Severe and Serious Adverse Events
Grade 3 TRAEs occurred in 15 patients (23%). The most frequent Grade 3 event was elevated bilirubin (3%). Serious TRAEs (SAEs) were reported in four patients (6%), comprising single cases of myocarditis, myalgia, type 1 diabetes, and hypothyroidism. Crucially, there were no Grade 4 TRAEs and no treatment-related deaths, indicating that the regimen is safe for use in the postoperative recovery setting.
Expert Commentary
The ACC trial provides important preliminary evidence that the addition of a PD-1 inhibitor to standard chemotherapy may shift the survival curve for resected iCCA. From a mechanistic standpoint, capecitabine may not only provide direct cytotoxic effects but also modulate the tumor microenvironment to become more ‘immunologically hot,’ thereby enhancing the efficacy of camrelizumab.
However, clinicians must interpret these results with caution. As a single-arm, phase 2 trial, the lack of a concurrent control group limits the ability to definitively attribute the observed RFS solely to the addition of camrelizumab. The population was also restricted to a single center in China, where the underlying etiology of iCCA (often associated with HBV infection) may differ from Western populations (often associated with NASH or primary sclerosing cholangitis). The high rate of intrahepatic recurrence also raises questions about whether future trials should incorporate hepatic arterial infusion chemotherapy (HAIC) or radiotherapy alongside systemic immunochemotherapy.
Conclusion
The combination of camrelizumab and capecitabine represents a promising adjuvant strategy for patients with resected intrahepatic cholangiocarcinoma. With a median RFS of over 24 months and a manageable safety profile, this regimen addresses a critical unmet need in biliary tract cancer. While these findings are encouraging, they serve as a foundation for larger, multicentre, randomized controlled trials to confirm the survival benefit and define the role of immunotherapy in the standard adjuvant algorithm.

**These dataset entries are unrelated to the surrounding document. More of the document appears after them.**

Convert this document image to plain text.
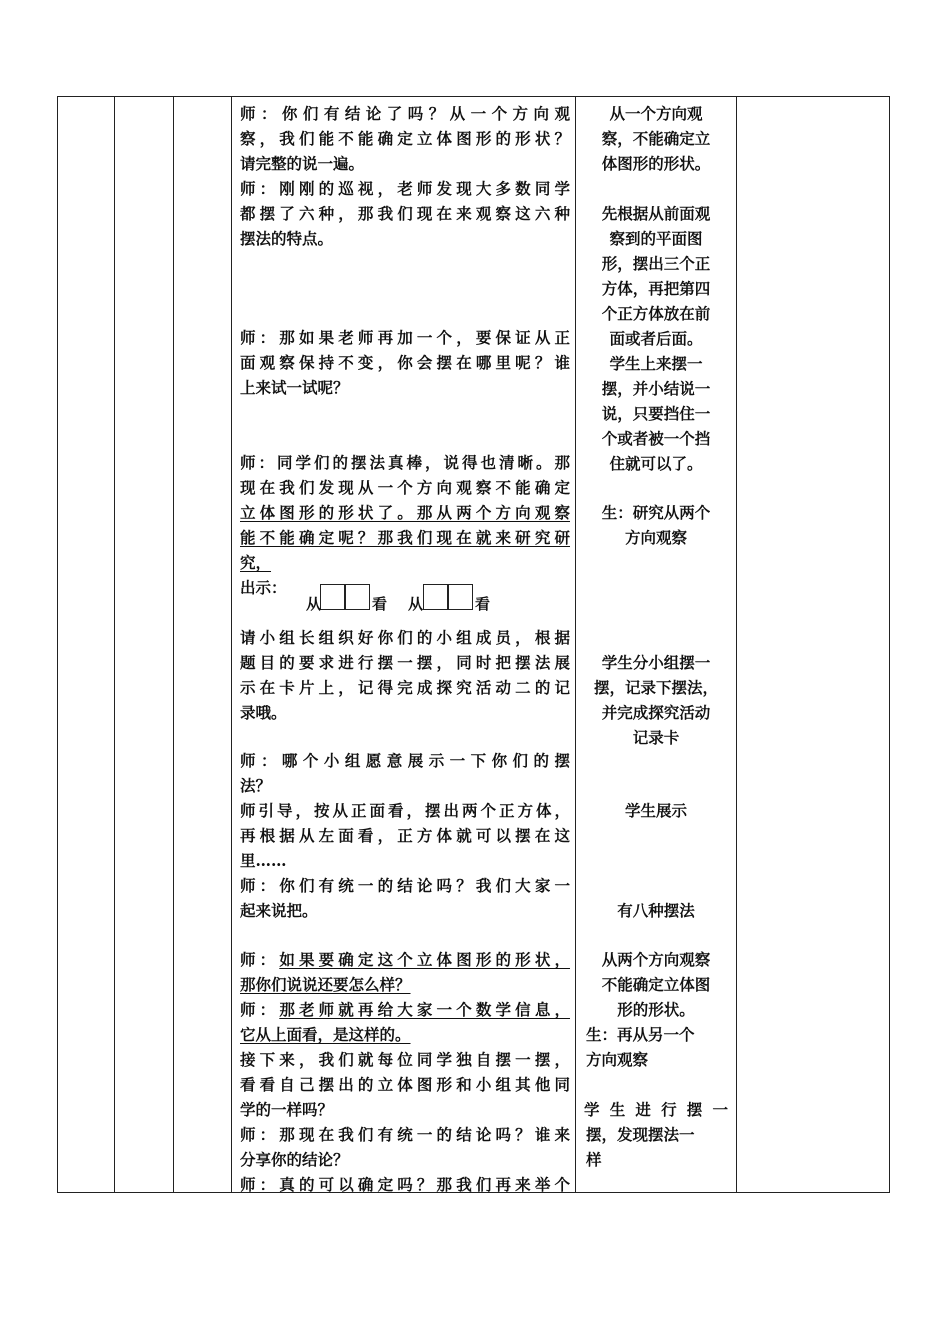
师：你们有结论了吗？从一个方向观
察，我们能不能确定立体图形的形状？
请完整的说一遍。
师：刚刚的巡视，老师发现大多数同学
都摆了六种，那我们现在来观察这六种
摆法的特点。
师：那如果老师再加一个，要保证从正
面观察保持不变，你会摆在哪里呢？谁
上来试一试呢？
师：同学们的摆法真棒，说得也清晰。那
现在我们发现从一个方向观察不能确定
立体图形的形状了。那从两个方向观察
能不能确定呢？那我们现在就来研究研
究，
出示：
请小组长组织好你们的小组成员，根据
题目的要求进行摆一摆，同时把摆法展
示在卡片上，记得完成探究活动二的记
录哦。
师：哪个小组愿意展示一下你们的摆
法？
师引导，按从正面看，摆出两个正方体，
再根据从左面看，正方体就可以摆在这
里……
师：你们有统一的结论吗？我们大家一
起来说把。
师：如果要确定这个立体图形的形状，
那你们说说还要怎么样？
师：那老师就再给大家一个数学信息，
它从上面看，是这样的。
接下来，我们就每位同学独自摆一摆，
看看自己摆出的立体图形和小组其他同
学的一样吗？
师：那现在我们有统一的结论吗？谁来
分享你的结论？
师：真的可以确定吗？那我们再来举个
从一个方向观
察，不能确定立
体图形的形状。
先根据从前面观
察到的平面图
形，摆出三个正
方体，再把第四
个正方体放在前
面或者后面。
学生上来摆一
摆，并小结说一
说，只要挡住一
个或者被一个挡
住就可以了。
生：研究从两个
方向观察
学生分小组摆一
摆，记录下摆法，
并完成探究活动
记录卡
学生展示
有八种摆法
从两个方向观察
不能确定立体图
形的形状。
生：再从另一个
方向观察
学生进行摆一
摆，发现摆法一
样
从	看 从	看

Funding and clinicaltrials.gov
This study was funded by the Clinical Research Special Fund of Zhongshan Hospital, Fudan University. The trial is registered with ClinicalTrials.gov, identifier NCT04295317.
References
Wang Z, Li L, Huang P, Tu H, Zhang X, Yu L, Liang F, Huang C, Qiu S, Ye Q, Ding Z, Huang X, Shi Y, Song K, Sun H, Wang X, Xu Y, Yu Y, Gao Q, Zhang L, Fan J, Zhou J. Adjuvant camrelizumab combined with capecitabine in patients with intrahepatic cholangiocarcinoma after surgical resection in China (ACC): a single-arm, single-centre, open-label, phase 2 trial. Lancet Gastroenterol Hepatol. 2026 Feb;11(2):124-136. doi: 10.1016/S2468-1253(25)00268-7. Epub 2025 Nov 27. PMID: 41319673.